This is a big week for me. I am moving into my new home! It’s kind of hard to believe the day is here at last, especially as the place is still crawling with painters and cabinet makers, but Caine says it will be done when the movers arrive and he is always good for his word.
So I hope you will excuse me if this week’s offering is not one of my recipes but that of Yotam Ottolenghi, an Israeli-British chef, whose stated mission is “the idea of celebrating vegetables or pulses without making them taste like meat, or as complements to meat, but to be what they are.”
Ottolenghi brings strong cultural influences to the table but does not stick to any one flavor profile or style of cuisine.
And so to Eggplant with Buttermilk Sauce and Pomegranate.
My son-in-law, Tom, made this for me the last night I was with them after the birth of my granddaughter, Maisie. Emily and Tom are doing great as parents and it was time for Tom’s mother to step in and get her share of new-baby-granddaughter time.
You start with eggplants: the number varies according to how many people you are feeding. There were four of us and we were serving the dish with bread as an appetizer so we used two.
With his usual exquisite precision, Tom cut the eggplants in half and scored them diagonally in both directions, making a diamond -shaped pattern.
The eggplants are brushed with olive oil until the oil is absorbed by the eggplant. You can tell by the golden color.
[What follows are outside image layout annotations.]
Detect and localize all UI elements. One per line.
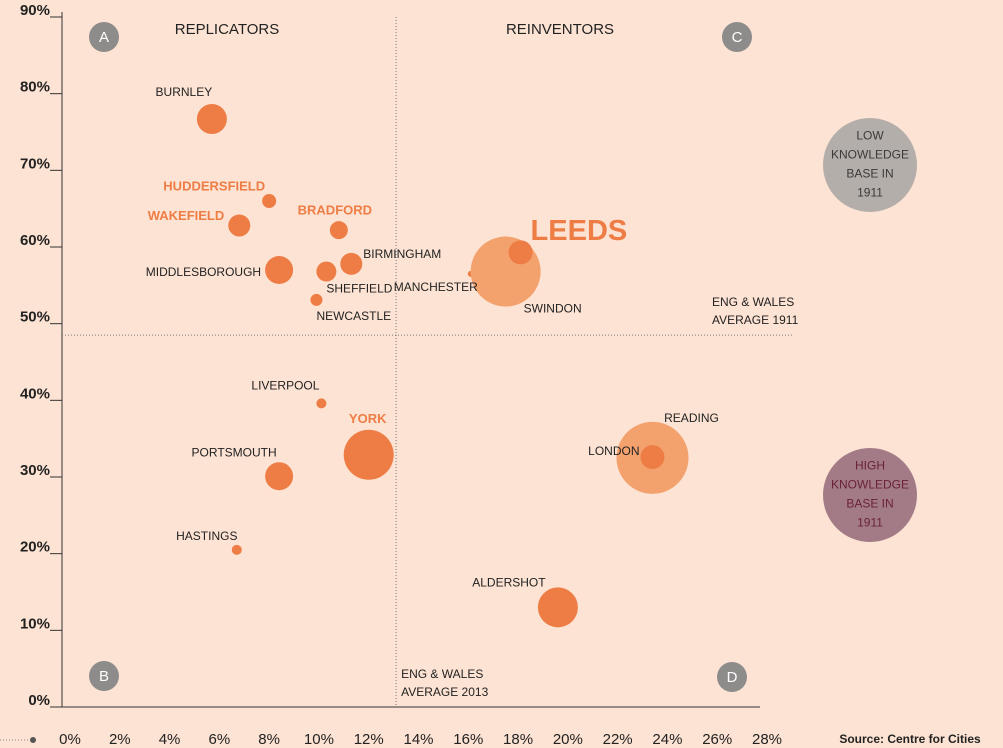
point-label: BRADFORD xyxy=(298,203,372,218)
quadrant-title: REINVENTORS xyxy=(506,21,614,38)
source: Source: Centre for Cities xyxy=(839,732,981,746)
legend-label: LOW xyxy=(856,129,884,143)
x-tick-label: 18% xyxy=(503,731,533,748)
quadrant-badge xyxy=(717,662,747,692)
decor-dot xyxy=(30,737,36,743)
bubble xyxy=(508,240,533,265)
x-tick-label: 20% xyxy=(553,731,583,748)
x-tick-label: 26% xyxy=(702,731,732,748)
x-tick-label: 8% xyxy=(258,731,280,748)
y-tick-label: 60% xyxy=(20,232,50,249)
point-label: LIVERPOOL xyxy=(251,379,319,393)
legend-label: HIGH xyxy=(855,459,885,473)
bubble xyxy=(310,293,323,306)
legend-label: 1911 xyxy=(857,516,883,530)
y-tick-label: 0% xyxy=(28,692,50,709)
reference-label: ENG & WALES xyxy=(712,295,794,309)
bubble xyxy=(196,103,227,134)
point-label: SHEFFIELD xyxy=(326,282,392,296)
y-tick-label: 30% xyxy=(20,462,50,479)
bubble xyxy=(343,429,394,480)
bubble xyxy=(329,221,348,240)
x-tick-label: 12% xyxy=(354,731,384,748)
point-label: LONDON xyxy=(588,444,639,458)
reference-label: AVERAGE 2013 xyxy=(401,685,488,699)
point-label: NEWCASTLE xyxy=(316,309,391,323)
bubble xyxy=(265,256,294,284)
point-label: WAKEFIELD xyxy=(148,208,225,223)
x-tick-label: 16% xyxy=(453,731,483,748)
x-tick-label: 28% xyxy=(752,731,782,748)
x-tick-label: 0% xyxy=(59,731,81,748)
point-label: YORK xyxy=(349,411,387,426)
bubble xyxy=(316,398,327,409)
point-label: HUDDERSFIELD xyxy=(163,178,265,193)
bubble xyxy=(640,445,665,470)
legend-label: 1911 xyxy=(857,186,883,200)
legend-label: KNOWLEDGE xyxy=(831,148,909,162)
x-tick-label: 4% xyxy=(159,731,181,748)
legend-label: BASE IN xyxy=(846,497,893,511)
legend-swatch xyxy=(823,118,917,212)
bubble xyxy=(265,462,294,491)
bubble xyxy=(262,194,277,208)
quadrant-letter: B xyxy=(99,668,109,685)
x-tick-label: 10% xyxy=(304,731,334,748)
point-label: LEEDS xyxy=(531,215,628,247)
quadrant-title: REPLICATORS xyxy=(175,21,279,38)
point-label: MANCHESTER xyxy=(394,280,478,294)
x-tick-label: 22% xyxy=(603,731,633,748)
bubble xyxy=(228,214,251,237)
y-tick-label: 20% xyxy=(20,539,50,556)
point-label: ALDERSHOT xyxy=(472,576,546,590)
point-label: SWINDON xyxy=(524,302,582,316)
point-label: PORTSMOUTH xyxy=(192,445,277,459)
quadrant-letter: D xyxy=(727,669,738,686)
bubble xyxy=(537,587,578,628)
y-tick-label: 10% xyxy=(20,615,50,632)
point-label: BIRMINGHAM xyxy=(363,247,441,261)
quadrant-letter: C xyxy=(732,29,743,46)
reference-label: ENG & WALES xyxy=(401,667,483,681)
x-tick-label: 2% xyxy=(109,731,131,748)
y-tick-label: 70% xyxy=(20,155,50,172)
y-tick-label: 50% xyxy=(20,309,50,326)
bubble xyxy=(340,252,363,275)
quadrant-letter: A xyxy=(99,29,109,46)
quadrant-badge xyxy=(89,22,119,52)
y-tick-label: 40% xyxy=(20,385,50,402)
y-tick-label: 80% xyxy=(20,79,50,96)
reference-label: AVERAGE 1911 xyxy=(712,313,799,327)
legend-label: KNOWLEDGE xyxy=(831,478,909,492)
quadrant-badge xyxy=(89,661,119,691)
x-tick-label: 14% xyxy=(403,731,433,748)
bubble xyxy=(316,261,337,282)
legend-label: BASE IN xyxy=(846,167,893,181)
legend-swatch xyxy=(823,448,917,542)
point-label: HASTINGS xyxy=(176,529,237,543)
point-label: BURNLEY xyxy=(156,85,213,99)
x-tick-label: 24% xyxy=(652,731,682,748)
y-tick-label: 90% xyxy=(20,2,50,19)
point-label: READING xyxy=(664,411,719,425)
x-tick-label: 6% xyxy=(209,731,231,748)
point-label: MIDDLESBOROUGH xyxy=(146,265,261,279)
quadrant-badge xyxy=(722,22,752,52)
bubble xyxy=(231,544,242,555)
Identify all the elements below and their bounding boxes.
Sprinkle them with fresh thyme leaves and salt and pepper liberally. Ottolenghi’s recipe calls for lemon thyme leaves which is fine if you have your own herb garden but not generally available in stores. Regular thyme will work just fine.
Pop them in a 350 degree oven and let them cook for 35-40 minutes until they are soft and browned.
While the eggplants are cooking prepare the sauce. Seed the pomegranate, removing all the bits of white pith so that the seeds are clean.
In a small bowl, whisk together all of the other ingredients until smooth. If you can get real buttermilk it is worth it. If not, add a teaspoon of vinegar to a cup of whole milk and let it sit for about 5 minutes to thicken before using it.
To serve, spoon the buttermilk sauce over the eggplant halves and sprinkle with pomegranate seeds and Za’atar. I can hear you saying, “What is Za’atar and where do I get it?” because that’s what I said.
Za’atar is a Middle Eastern seasoning made of thyme, sesame seeds, majoram, oregano, salt and sumac. I ended up ordering it online. You can make it at home (here is a link for the recipe) Everything except the sumac is probably in your neighborhood store and if you can’t find sumac, don’t stress, just omit it!
We toasted some slices of thick bread and ate it as a spread with drinks before dinner. It makes a pretty, bright and delicious hors d’oeurve and I am thinking it may appear at my house this holiday season.
(And speaking of holiday seasons, this November my Sunday posts will return with pies for Thanksgiving and cookies in December. Be sure to subscribe to my blog so you don’t miss any of the fun. Just fill in your email at the top of this page. I promise I won’t give it away or fill your inbox with a ton of messages!)
OTTOLENGHI’S EGGPLANT WITH BUTTERMILK SAUCE AND POMEGRANATE
For the Eggplant
- Preheat oven to 350 degrees
- Cut eggplant in half lengthwise. Score a diamond pattern in the flesh of the eggplant halves with a sharp knife.
- Place the eggplant, cut side up, on a baking sheet.
- Brush with olive oil until the oil is absorbed and the eggplant is golden in color.
- Sprinkle with thyme and salt and pepper.
- Roast 35-40 minutes until soft. Remove and let cool a bit.
- While the eggplant is cooking, remove the seeds from the pomegranate and clean well.
Make the Sauce
- Whisk together all of the ingredients until smooth.
- Taste and adjust seasoning.
- Refrigerate until needed.
Assemble the dish
- Spoon the buttermilk sauce over the eggplant halves.
- Sprinkle with za’atar and plenty of pomegranate seeds.
- Garnish with thyme and drizzle with a little olive oil.
- Serve with toasted bread slices.
Note: any leftover buttermilk sauce makes a great salad dressing!